Last Thursday, the US Senate passed an expansive “immigration reform” bill. The bill’s Hoeven-Corker Amendment would increase the US government’s “border security” spending to $46.3 billion.
This money will be used to create what John McCain calls “the most militarized border since the fall of the Berlin Wall,” staffed by at least 38,405 Border Patrol agents. That’s a larger force than George W. Bush had stationed in Afghanistan when he left office. No wonder it’s been called the “border surge.”
Those agents will be armed with billions of dollars worth of equipment from America’s leading war profiteers. According to the Washington Post, the bill demands “among other items, six Northrop Grumman airborne radar systems that cost $9.3 million each, 15 Sikorsky Black Hawk helicopters that average more than $17 million apiece, and eight light enforcement helicopters made by American Eurocopter that sell for about $3 million each.” As usual, militarization means obscene corporate profits at taxpayer expense.
Moreover, increasing “border security” funding means expanding an agency whose members routinely violate civil liberties and have even committed murder. John Carlos Frey has documented 10 instances where Border Patrol agents have shot innocent Mexicans on Mexican soil. In one case, 16-year old José Antonio Rodríguez was shot eight times when he went to buy a hot dog in the border town of Nogales. In another incident, Frey explains, “a husband and wife were celebrating the birthday of their two daughters.
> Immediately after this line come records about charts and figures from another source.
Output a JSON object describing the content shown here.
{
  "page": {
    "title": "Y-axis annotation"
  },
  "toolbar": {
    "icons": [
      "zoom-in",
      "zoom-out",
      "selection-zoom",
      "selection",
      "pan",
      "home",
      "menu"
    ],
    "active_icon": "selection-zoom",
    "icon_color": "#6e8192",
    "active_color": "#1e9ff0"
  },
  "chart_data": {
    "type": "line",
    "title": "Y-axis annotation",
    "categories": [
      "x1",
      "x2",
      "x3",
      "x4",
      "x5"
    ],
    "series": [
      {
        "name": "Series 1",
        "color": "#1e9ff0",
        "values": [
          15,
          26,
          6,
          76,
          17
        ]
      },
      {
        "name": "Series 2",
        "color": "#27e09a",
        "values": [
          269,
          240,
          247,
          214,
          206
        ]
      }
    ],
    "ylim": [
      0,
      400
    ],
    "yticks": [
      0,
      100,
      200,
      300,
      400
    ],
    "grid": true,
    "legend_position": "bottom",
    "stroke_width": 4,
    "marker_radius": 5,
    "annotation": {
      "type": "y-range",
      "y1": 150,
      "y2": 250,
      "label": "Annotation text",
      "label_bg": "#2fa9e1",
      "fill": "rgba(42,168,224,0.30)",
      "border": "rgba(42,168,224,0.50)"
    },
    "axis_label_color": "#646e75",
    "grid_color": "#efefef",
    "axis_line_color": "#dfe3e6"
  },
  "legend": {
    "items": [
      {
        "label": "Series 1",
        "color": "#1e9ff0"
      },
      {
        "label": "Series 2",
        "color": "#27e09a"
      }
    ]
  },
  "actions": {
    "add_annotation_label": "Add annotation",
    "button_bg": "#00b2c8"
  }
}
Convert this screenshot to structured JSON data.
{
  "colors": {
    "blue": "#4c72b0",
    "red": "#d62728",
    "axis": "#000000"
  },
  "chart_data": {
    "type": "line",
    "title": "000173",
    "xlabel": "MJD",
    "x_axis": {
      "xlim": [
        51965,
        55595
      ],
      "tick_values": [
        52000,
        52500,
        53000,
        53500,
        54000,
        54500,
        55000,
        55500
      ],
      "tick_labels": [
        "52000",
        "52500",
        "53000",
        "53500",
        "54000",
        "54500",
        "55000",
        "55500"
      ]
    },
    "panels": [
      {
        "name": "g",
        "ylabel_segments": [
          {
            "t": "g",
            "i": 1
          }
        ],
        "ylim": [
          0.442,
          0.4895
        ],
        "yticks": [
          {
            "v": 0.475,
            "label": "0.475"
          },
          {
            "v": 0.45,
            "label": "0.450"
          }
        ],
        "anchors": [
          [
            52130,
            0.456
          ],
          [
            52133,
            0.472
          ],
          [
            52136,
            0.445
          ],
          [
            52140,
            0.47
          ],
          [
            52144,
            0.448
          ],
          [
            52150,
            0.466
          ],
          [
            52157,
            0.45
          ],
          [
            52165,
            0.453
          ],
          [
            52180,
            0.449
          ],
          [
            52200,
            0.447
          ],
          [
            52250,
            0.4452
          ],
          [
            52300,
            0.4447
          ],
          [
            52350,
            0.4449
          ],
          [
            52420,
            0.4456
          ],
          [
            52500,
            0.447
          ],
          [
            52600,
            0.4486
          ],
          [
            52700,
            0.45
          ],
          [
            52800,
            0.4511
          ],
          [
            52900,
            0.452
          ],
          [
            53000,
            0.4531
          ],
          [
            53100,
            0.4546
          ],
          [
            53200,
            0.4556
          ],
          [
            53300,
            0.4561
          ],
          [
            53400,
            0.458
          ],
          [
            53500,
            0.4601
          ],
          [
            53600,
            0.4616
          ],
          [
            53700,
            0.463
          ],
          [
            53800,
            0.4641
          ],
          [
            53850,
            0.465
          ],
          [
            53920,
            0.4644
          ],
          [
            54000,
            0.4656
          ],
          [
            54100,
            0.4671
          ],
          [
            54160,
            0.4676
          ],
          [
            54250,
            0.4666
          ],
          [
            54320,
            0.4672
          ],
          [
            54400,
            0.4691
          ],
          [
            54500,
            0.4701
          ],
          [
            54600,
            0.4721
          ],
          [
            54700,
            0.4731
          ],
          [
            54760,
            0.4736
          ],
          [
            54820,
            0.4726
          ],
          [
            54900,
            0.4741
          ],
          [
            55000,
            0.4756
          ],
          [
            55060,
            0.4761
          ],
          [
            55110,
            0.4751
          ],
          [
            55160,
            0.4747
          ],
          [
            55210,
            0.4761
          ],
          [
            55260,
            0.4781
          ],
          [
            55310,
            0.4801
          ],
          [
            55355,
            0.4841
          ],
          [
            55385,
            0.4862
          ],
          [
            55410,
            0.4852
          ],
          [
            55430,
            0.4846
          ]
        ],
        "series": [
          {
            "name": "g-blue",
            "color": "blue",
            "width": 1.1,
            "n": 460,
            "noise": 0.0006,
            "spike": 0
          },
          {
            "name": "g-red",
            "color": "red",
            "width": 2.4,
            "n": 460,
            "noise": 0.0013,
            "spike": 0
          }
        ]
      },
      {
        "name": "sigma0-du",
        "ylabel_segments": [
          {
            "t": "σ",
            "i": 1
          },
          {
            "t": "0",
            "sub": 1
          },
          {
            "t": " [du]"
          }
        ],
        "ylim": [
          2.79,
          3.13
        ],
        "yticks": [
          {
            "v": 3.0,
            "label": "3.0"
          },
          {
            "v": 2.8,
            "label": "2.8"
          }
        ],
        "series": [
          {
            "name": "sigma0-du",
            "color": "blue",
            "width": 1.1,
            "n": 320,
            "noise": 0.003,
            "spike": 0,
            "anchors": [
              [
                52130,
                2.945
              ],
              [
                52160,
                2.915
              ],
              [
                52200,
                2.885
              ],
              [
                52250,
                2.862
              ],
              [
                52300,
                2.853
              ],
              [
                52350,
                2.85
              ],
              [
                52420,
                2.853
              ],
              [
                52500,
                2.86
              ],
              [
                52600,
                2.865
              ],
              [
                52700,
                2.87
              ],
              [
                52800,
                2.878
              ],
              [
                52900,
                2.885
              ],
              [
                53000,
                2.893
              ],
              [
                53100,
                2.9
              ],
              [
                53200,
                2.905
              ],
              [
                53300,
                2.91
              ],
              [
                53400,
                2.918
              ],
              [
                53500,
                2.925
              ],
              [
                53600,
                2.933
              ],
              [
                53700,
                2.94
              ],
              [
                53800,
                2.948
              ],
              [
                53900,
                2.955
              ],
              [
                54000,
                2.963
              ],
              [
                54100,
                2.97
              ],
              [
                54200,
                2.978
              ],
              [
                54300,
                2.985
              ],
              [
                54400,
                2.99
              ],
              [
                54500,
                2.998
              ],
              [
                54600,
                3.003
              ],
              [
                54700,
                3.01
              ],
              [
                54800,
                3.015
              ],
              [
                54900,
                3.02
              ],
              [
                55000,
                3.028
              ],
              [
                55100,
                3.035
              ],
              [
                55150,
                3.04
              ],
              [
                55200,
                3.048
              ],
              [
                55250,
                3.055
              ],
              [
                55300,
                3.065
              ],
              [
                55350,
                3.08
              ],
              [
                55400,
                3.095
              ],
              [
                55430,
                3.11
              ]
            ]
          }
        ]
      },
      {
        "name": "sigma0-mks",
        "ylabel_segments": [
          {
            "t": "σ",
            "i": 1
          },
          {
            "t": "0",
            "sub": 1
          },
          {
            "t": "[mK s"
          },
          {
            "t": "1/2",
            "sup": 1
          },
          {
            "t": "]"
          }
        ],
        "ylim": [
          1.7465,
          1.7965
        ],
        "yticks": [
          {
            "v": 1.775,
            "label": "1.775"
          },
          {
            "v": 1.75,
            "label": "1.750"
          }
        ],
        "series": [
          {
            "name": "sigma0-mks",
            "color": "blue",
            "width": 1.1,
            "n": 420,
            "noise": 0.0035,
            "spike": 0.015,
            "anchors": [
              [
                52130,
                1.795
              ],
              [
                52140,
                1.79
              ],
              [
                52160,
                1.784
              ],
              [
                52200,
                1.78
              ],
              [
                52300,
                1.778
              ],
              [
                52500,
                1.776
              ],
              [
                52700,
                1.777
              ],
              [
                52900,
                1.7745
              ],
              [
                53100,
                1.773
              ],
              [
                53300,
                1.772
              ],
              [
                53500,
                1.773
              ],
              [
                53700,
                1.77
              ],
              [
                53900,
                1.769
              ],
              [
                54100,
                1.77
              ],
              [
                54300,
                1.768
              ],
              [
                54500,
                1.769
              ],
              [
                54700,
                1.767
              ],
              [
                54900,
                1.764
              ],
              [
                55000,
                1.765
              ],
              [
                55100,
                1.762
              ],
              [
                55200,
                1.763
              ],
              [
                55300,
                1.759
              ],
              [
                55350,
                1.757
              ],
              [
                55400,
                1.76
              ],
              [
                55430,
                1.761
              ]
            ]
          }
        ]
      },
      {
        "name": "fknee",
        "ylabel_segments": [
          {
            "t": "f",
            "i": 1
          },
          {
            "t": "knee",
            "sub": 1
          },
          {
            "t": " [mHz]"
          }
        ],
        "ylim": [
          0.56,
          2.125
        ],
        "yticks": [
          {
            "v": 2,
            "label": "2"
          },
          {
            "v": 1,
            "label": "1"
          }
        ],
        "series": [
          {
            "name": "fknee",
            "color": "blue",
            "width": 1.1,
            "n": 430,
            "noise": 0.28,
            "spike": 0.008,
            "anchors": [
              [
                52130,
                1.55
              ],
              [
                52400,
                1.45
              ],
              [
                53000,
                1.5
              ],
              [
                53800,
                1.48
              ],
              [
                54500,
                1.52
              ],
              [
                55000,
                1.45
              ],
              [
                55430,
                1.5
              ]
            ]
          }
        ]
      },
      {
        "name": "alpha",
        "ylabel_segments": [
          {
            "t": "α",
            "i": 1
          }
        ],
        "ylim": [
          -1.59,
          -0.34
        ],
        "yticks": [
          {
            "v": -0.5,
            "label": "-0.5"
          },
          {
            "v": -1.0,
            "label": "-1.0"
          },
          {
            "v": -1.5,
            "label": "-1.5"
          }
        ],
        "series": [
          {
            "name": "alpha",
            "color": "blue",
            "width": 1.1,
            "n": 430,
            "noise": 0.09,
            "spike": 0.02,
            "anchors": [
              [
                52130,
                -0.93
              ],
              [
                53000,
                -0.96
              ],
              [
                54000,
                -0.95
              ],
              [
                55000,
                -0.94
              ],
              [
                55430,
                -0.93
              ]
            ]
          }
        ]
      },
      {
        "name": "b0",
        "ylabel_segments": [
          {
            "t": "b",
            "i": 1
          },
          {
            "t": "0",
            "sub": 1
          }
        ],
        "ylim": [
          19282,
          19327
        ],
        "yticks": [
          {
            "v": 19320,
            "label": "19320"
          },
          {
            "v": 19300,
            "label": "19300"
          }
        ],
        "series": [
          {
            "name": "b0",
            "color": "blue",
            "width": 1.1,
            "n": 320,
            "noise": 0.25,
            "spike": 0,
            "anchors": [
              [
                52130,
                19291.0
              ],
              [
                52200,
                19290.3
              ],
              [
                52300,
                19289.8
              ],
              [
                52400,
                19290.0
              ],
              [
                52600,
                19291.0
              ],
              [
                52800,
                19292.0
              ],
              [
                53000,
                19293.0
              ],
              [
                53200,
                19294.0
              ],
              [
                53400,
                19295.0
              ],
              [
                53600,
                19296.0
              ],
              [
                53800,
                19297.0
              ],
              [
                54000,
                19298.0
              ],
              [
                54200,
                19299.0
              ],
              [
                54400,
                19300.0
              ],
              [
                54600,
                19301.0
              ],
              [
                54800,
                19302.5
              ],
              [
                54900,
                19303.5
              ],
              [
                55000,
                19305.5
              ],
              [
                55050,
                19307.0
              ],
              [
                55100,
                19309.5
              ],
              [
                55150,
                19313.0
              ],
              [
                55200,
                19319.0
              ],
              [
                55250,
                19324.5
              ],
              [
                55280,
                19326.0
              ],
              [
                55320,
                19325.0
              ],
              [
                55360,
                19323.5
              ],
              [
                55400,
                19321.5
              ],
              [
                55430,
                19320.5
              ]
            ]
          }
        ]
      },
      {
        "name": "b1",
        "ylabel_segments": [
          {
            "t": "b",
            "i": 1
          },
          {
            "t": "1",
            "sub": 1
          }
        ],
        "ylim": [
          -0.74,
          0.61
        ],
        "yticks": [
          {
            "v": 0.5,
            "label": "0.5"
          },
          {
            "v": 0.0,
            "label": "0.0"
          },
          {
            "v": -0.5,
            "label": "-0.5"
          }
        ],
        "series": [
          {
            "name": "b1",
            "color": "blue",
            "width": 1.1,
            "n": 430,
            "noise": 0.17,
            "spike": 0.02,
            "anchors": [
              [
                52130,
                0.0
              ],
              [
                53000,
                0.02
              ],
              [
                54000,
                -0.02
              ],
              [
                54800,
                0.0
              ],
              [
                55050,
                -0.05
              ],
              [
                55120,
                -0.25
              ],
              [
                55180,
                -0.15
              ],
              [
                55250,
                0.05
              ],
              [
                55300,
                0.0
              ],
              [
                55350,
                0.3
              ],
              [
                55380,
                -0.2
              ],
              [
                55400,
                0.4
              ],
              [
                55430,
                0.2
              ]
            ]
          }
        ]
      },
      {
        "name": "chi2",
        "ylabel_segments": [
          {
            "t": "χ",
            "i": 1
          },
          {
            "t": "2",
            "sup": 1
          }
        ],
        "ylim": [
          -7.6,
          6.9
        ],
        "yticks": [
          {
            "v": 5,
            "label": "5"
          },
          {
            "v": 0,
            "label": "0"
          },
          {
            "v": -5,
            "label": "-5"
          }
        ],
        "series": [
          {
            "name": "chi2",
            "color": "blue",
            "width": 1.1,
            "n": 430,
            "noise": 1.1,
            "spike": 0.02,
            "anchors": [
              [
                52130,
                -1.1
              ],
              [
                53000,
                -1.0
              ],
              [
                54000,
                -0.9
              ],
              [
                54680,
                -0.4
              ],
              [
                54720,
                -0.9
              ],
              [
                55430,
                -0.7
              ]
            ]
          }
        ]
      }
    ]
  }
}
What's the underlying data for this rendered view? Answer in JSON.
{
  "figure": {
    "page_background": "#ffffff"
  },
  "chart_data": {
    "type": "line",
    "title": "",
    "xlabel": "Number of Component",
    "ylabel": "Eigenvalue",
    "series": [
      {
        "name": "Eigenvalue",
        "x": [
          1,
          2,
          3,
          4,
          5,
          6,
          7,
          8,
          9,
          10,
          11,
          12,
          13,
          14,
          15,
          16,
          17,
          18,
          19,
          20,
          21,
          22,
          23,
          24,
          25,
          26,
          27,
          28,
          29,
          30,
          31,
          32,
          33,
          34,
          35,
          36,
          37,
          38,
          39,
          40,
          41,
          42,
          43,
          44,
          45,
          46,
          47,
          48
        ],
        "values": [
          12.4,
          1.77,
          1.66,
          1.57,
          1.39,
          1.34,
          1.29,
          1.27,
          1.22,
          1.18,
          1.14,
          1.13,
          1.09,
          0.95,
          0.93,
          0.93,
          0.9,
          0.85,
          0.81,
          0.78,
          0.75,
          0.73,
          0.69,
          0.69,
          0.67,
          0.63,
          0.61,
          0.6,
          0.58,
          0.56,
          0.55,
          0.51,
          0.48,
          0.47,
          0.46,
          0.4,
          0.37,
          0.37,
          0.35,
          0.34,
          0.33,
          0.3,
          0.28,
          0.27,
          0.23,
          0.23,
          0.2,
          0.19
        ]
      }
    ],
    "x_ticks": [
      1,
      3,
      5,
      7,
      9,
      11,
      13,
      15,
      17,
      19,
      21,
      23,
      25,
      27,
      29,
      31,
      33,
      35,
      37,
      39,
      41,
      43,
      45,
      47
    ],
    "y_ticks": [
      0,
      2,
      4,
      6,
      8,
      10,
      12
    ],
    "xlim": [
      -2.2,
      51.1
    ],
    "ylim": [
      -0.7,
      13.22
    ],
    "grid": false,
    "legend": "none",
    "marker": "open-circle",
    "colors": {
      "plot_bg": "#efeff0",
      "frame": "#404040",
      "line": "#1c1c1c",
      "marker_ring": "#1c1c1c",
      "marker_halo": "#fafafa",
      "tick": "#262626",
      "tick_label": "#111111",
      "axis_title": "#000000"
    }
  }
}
The husband got shot and killed, shot in the heart.” This is what Border Patrol agents do to peaceful people who haven’t even crossed the border.
When immigrants cross the border, they are subjected to further violence. In 2010, 42-year old migrant worker Anastasio Rojas was tased and beaten to death by a dozen officers. These sorts of murders are rarely prosecuted. And while such overt murders are relatively rare, the Border Patrol has caused still more deaths indirectly. Migrants travel across dangerous deserts, and often die of heat exhaustion and dehydration. Activists with No More Deaths regularly leave water on travel routes to try to save immigrants’ lives. Border Patrol agents have slashed open, kicked over, and dumped out these water bottles, effectively condemning immigrants to suffering and death.
The Senate bill would spend billions of dollars to support war profiteers and murderers, and for what? The stated goal is to “secure the border.” This is an utterly unjustifiable goal. The border between the US and Mexico was drawn through violent conquest and the theft of indigenous lands. Ultimately, border security is not a protection of property rights, but a violation of property rights. If you want to invite a friend from Mexico to work with you or visit you on your own personal property, the state’s border agents use force to prevent that.
Moreover, “securing the border” particularly means hurting indigenous people. The Tohono O’oodham Nation has members on both sides of the border. As Eileen Luna-Firebaugh explains, “Those who continue to use traditional border crossing areas are in danger of being shot by U.S. Border Patrol personnel, U.S. military, or vigilante citizen groups. For a young Texas shepherd named Ezequiel, U.S. military personnel who opened fire while he tended his goatherd along the Texas-Mexico border cut life short.” Should indigenous communities be split apart by militarized violence so that an imaginary line in the sand can be “secure?”
Ultimately, “border security” means violence and brutality. It means financing murderers and war profiteers. It means impeding freedom of movement, violating individual rights, and dividing indigenous communities. Let’s stop this violence. Instead of securing the border, let’s abolish it.